Die Bedeutung von Padmasana, der Lotossitz

Der Lotossitz ist die Meditationshaltung schlechthin , die Yogis, deren Hüften noch nicht geschmeidigt genug sind, oft etwas schwerer fällt. Die gekreuzt auf den Schenkel ruhenden Füße drücken die Schenkelknochen gegen den Boden, was einen erdenden Sitz bewirkt. Die Wirbelsäule wird mühelos gerade gehalten. Der Lotos, oft mit den schöpferischen Kräften in uns assoziiert, ist ein mächtiges Symbol für den Yogi, ebenso wie der Laut OM.

Das Symbol des Lotus

Überall in Indien wachsen Lotosblumen in Sümpfen und Kanälen,- selbst in solchen, die stark verschmutzt sind. So königlich die Blüte des Lotus, so bescheiden seine Anfänge. Der Samen sinkt in den Schlick am Boden eines Sees, wo er Wurzeln bildet und der Schössling sich auf die Suche nach dem Sonnenlicht an der Oberfläche macht. Die Sonne symbolisiert im Yoga des erhellende Wissen oder die absolute Wahrheit.

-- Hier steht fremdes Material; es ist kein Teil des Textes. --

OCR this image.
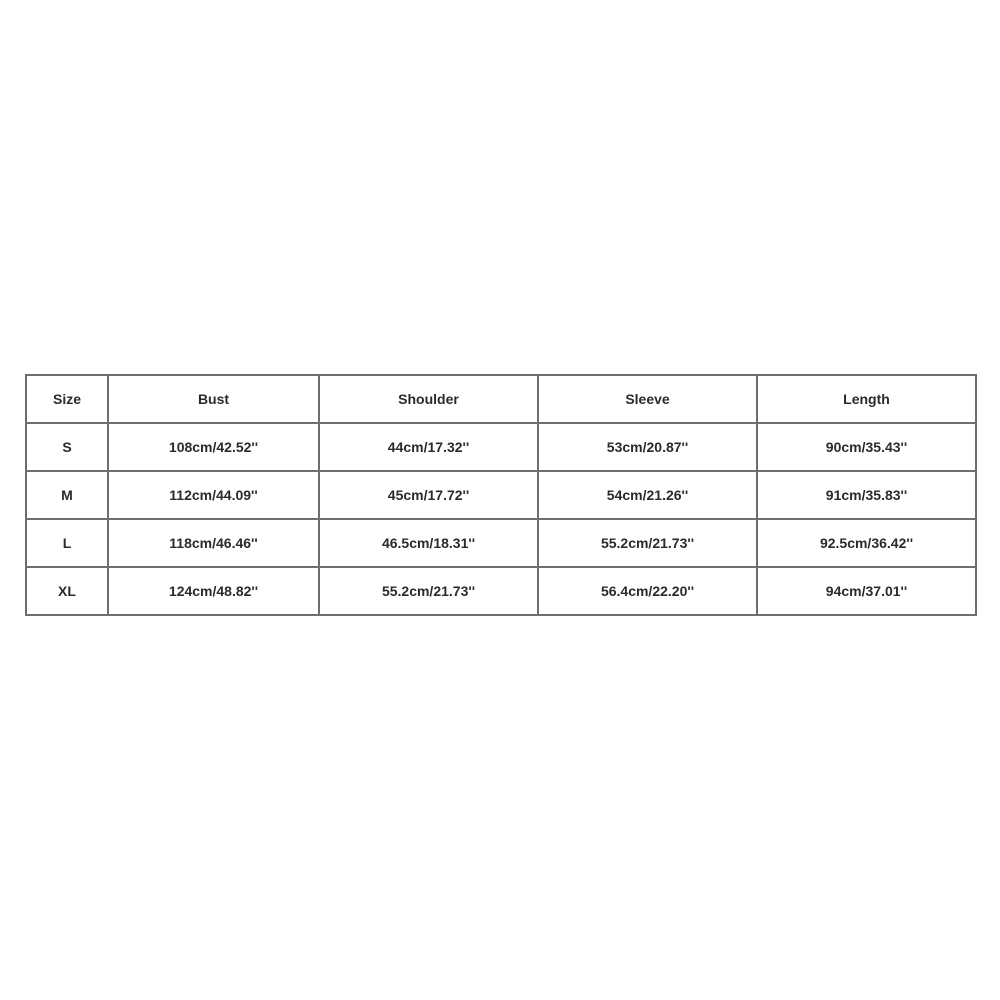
Size	Bust	Shoulder	Sleeve	Length
S	108cm/42.52''	44cm/17.32''	53cm/20.87''	90cm/35.43''
M	112cm/44.09''	45cm/17.72''	54cm/21.26''	91cm/35.83''
L	118cm/46.46''	46.5cm/18.31''	55.2cm/21.73''	92.5cm/36.42''
XL	124cm/48.82''	55.2cm/21.73''	56.4cm/22.20''	94cm/37.01''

Lichtstrahlen werden gebrochen, wenn sie durch die Wasseroberfläche fallen, deshalb scheint ein Strohhalm einen Knick zu haben, wenn man ihn in ein Glas mit Wasser stellt. Ist man selbst unter der Wasseroberfläche, kann man die Sonne nicht klar sehen, dennoch weiß der Lotosstängel, dass er gerade nach oben wachsen muss, um zum Licht zu kommen. Hat er die Wasseroberfläche durchstoßen, achtet er darauf, dass keine Knospe das schmutzige Wasser berührt. Die rosa Blütenblätter öffnen sich, wenden sich in einer einfachen Geste der Sonne zu und freuen sich, zu ihr gefunden zu haben.

Die Reise der heiligen Blüte entspricht der Reise des Yogis. Wir sind in der Erde verwurzelt, gefangen im endlosen Zyklus von Geburt, Tod, Krankheit, Tragödien und Freudenfesten, Alltäglichkeiten und Familienbeziehungen. Diesen „Schlamm“ des Lebens nennt der Yogi Avidya und meint damit den Fehler, uns mit etwas anderem zu identifizieren als mit unserer göttlichen Natur. Pntanjalis Yoga Sutras zufolge ist Avidya das größte Hindernis auf dem Pfad zur Selbsterkenntnis. Wir definieren und durch unseren Namen, unseren Beruf, die Karriere, die Familie, durch Krankheiten, Alter, Rasse, Religion und andere Dinge, die uns voneinander trennen. Wir sagen: „Ich bin eine Frau, du bist ein Mann“. Oder: “ Ich bin ein Deutscher und du kommst wo anders her“. Wenn wir nicht aufpassen, fesseln uns diese Etiketten an den Schlamm der Dualität, sodass wir nicht mehr sehen und erkennen, dass alle Menschen ein Teil des Ganzen sind. Yoga aber sucht alle Wesen einzuschließen und zu verknüpfen, wie auch immer sie sich definieren mögen.

Wir können uns so fühlen wie der Lotossamen, der im Schlamm steckt; doch durch einen glücklichen Zufall erleben wir das Aufwirbeln des Sees, wie es Vishnu erfuhr. Wir hören eine schlichte Weisheit, die die Schale des Lotossamen aufbricht und unsere Reise beginnt. Wir wachsen durch das Wasser unseres begrenzten Wissen und recken uns zum Licht des Weisheit, das immer für uns leuchtet, wir müssen es nur wahrnehmen. Bringen wir die entsprechende Geduld und Entschlossenheit mit, so gelangen wir zur Oberfläche und erkennen unser Potenzial;- das ist das Versprechen des Yoga.

Grandios? sicher, aber der Lotos blüht immer und überall und macht kein Aufhebens darum. Er weiß, zu blühen ist sein absolutes Ziel, das die Mühe wert ist, jedem Hindernis zum Trotz zum Licht zu kommen. Das Ringen ist Teil des Prozesses und das Ergebnis ist pure Schönheit.

Padmasana bindet uns ein in die Praxis der Konzentration, der Meditation und der ultimativen Samadhi (Erleuchtung) des höheren Yoga. Indem wir diese Sitzhaltung einnehmen, sind wir fest mit der Erde und unseren eigenen Wurzeln verbunden. Während sich durch stetige Übung unser Bewusstseins erweitert, sitzen wir aufrecht, wieder Lotos, der nach oben zur Sonne wächst. Unsere Bescheidene Herkunft muss uns nicht hindern, in Reinheit zu erblühen.